Besides his literal ventures, he is known as a political journalist and essayist. His essays and thoughts gained international acclaim.

== Political career ==
- 1976 - entered Communist Party of Czechoslovakia (KSČ)
- 2001-2002 - general secretary of the Aliancia nového občana (ANO) party
- 2002-2006 - elected deputy of National Council as ANO candidate. He was the vice-chairman of the Committee on European Integration; member of the Safety and Defence Committee and of the Permanent Delegation of the National Council of Slovakia to the Parliamentary Assembly of the Council of Europe; member of the Foreign Affairs Committee of the National Council and leader of the Permanent Delegation of the National Council at the Parliamentary Assembly of NATO.

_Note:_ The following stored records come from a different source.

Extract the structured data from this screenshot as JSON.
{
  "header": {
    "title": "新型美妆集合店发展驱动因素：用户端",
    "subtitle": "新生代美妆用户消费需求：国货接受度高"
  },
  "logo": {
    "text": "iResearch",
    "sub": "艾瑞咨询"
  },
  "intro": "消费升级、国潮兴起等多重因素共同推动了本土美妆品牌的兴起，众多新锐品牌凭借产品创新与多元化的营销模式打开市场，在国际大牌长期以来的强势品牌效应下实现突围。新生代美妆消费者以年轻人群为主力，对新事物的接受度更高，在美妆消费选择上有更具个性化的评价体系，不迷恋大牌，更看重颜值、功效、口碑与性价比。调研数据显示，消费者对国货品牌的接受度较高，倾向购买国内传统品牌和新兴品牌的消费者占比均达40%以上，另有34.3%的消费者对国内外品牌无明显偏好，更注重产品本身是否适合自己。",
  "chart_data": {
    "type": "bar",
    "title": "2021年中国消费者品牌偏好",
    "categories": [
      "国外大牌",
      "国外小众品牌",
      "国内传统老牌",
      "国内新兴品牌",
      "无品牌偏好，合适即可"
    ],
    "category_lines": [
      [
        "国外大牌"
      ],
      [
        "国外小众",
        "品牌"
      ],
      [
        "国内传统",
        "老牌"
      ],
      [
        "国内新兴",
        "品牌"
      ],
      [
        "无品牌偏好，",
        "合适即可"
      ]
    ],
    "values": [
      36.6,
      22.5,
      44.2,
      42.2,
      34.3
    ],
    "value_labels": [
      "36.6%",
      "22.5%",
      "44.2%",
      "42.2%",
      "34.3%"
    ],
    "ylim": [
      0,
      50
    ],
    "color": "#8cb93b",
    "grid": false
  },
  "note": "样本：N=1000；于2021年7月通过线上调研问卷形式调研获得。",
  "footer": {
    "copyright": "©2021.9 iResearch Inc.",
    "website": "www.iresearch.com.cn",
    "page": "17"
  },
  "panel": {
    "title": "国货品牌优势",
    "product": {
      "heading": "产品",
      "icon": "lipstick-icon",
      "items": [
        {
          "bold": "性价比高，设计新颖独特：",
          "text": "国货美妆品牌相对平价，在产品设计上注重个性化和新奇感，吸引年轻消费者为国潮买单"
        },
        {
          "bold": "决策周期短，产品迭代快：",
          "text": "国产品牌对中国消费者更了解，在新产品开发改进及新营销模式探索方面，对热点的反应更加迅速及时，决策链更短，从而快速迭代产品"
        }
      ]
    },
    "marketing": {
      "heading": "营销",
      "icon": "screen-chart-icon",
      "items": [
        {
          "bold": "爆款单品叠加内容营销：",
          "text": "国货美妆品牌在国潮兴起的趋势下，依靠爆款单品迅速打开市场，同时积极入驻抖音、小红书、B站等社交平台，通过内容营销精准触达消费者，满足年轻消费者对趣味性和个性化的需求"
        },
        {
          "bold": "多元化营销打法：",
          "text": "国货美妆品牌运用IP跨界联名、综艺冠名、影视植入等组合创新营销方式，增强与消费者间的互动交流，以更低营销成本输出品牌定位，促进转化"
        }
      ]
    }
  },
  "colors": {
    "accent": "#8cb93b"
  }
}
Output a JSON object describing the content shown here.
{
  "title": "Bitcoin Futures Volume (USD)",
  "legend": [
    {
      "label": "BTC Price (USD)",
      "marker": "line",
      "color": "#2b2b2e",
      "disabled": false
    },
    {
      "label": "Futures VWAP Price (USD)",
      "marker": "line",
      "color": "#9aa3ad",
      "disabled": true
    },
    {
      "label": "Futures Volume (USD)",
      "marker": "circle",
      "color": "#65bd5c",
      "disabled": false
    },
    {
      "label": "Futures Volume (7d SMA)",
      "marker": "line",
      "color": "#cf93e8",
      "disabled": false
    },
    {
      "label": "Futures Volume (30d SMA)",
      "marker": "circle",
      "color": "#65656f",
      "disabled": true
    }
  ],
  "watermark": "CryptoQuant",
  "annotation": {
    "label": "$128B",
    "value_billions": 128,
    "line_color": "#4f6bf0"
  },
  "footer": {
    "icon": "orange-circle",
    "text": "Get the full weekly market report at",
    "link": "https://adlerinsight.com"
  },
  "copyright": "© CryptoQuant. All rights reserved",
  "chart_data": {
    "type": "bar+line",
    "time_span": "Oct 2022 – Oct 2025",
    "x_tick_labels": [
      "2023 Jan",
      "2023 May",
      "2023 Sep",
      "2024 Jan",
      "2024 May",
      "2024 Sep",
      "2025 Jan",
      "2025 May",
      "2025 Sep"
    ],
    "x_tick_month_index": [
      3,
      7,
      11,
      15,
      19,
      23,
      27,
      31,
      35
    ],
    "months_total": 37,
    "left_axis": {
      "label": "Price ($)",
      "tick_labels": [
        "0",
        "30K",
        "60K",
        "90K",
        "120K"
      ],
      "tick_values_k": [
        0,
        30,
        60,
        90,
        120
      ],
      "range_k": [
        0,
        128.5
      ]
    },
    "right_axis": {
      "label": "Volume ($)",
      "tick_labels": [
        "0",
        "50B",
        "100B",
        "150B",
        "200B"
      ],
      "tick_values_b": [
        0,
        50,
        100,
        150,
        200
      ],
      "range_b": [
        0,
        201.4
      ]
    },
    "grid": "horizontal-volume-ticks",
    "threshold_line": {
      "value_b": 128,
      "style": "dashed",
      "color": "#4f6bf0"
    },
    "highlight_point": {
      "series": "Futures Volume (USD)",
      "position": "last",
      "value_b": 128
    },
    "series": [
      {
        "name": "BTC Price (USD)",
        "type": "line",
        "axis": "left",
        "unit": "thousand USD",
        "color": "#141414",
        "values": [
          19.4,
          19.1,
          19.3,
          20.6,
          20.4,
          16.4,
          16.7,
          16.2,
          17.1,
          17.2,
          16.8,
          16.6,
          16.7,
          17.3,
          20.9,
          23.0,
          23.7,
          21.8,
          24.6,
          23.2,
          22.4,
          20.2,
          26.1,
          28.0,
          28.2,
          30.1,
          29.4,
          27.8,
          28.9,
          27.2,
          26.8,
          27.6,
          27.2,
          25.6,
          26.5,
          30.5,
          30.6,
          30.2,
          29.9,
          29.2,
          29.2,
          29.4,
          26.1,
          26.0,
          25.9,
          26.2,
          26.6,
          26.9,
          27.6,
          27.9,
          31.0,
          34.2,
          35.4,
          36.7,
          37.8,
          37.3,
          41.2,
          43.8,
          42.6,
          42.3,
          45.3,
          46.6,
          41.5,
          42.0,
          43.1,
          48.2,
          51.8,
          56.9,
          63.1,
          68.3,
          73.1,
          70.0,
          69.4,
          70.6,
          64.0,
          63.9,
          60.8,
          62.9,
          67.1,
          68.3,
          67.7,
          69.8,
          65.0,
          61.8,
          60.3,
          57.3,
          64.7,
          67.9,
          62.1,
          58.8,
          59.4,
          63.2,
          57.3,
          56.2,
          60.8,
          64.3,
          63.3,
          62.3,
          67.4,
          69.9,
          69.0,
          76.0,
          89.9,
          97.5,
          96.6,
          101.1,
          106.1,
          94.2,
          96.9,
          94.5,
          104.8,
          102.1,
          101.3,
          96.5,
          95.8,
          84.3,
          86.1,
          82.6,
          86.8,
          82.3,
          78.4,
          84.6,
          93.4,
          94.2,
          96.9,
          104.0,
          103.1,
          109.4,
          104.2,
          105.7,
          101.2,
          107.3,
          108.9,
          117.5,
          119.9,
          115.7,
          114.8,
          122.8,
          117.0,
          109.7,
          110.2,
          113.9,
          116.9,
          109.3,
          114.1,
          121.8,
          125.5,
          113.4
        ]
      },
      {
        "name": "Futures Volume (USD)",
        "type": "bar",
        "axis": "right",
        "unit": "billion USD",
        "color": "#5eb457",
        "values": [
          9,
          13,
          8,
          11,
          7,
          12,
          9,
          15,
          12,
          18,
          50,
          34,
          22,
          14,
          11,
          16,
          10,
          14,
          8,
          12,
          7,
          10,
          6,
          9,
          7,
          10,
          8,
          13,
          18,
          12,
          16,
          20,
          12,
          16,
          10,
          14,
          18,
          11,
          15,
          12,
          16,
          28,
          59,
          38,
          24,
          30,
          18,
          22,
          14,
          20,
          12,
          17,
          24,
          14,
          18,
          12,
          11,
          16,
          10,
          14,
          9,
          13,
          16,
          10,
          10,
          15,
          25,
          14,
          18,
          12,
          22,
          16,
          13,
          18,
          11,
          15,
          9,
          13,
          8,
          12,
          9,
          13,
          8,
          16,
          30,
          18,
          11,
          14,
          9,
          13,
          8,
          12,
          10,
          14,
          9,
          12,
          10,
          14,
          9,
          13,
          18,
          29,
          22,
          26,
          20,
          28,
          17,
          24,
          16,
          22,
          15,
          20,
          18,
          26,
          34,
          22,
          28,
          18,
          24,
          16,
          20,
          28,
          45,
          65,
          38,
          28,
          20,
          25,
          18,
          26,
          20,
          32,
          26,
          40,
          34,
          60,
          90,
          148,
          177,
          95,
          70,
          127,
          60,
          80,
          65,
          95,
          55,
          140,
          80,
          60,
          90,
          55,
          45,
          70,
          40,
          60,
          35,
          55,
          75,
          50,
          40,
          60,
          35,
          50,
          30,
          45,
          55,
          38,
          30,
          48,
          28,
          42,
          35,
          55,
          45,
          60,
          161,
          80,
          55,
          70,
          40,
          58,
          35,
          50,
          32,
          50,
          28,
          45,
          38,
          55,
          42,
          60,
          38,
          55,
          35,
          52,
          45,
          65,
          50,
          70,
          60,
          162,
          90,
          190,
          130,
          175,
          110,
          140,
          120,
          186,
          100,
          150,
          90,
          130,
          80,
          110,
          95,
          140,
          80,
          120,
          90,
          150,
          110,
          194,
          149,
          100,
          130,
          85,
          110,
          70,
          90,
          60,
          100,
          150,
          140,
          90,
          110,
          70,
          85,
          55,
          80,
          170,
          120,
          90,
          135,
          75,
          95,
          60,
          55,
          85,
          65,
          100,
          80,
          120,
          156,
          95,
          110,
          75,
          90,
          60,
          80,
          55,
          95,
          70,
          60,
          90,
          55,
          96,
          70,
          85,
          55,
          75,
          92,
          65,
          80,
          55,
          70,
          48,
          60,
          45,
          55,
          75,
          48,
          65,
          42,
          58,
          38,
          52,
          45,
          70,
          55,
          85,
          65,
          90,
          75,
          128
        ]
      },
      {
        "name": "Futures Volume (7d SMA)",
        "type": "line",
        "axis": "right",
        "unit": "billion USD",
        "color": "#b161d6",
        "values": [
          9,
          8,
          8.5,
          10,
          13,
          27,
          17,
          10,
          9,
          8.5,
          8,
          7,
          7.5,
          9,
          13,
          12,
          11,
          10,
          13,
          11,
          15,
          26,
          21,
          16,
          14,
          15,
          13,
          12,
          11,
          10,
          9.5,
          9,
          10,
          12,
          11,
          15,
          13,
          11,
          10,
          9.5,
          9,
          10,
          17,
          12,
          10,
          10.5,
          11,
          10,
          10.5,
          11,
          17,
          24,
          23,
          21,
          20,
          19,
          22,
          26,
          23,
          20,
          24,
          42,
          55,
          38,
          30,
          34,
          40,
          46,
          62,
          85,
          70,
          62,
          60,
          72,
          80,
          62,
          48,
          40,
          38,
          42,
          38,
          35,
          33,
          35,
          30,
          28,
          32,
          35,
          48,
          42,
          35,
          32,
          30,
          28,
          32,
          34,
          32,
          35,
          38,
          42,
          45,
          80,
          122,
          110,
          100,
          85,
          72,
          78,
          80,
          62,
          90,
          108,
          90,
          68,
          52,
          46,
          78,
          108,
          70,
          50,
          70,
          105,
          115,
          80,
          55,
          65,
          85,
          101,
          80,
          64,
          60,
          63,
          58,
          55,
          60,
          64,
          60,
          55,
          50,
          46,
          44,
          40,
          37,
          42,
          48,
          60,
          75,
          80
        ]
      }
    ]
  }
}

- 2003 - vice-chairman of The Parliamentary Assembly of the Council of Europe
- 2004 - after he did not become the lead candidate for ANO in the European Parliament elections, he announced that he was leaving ANO and to become an independent deputy in the National Council
- 2004 - joined the deputies club of The Slovak Democratic and Christian Union party (SDKÚ)
- 2004 - joined SDKÚ
- 11.11.2004 - elected in Venice as a vice-chairman of the NATO Parliamentary Assembly, making him the first Slovak elected to this position

== Personal life ==
He is married and has two daughters. His younger daughter, Adela Vinczeová, is a prominent moderator and entertainer in Slovakia. According to his daughter Adela, Banáš is a lapsed Catholic.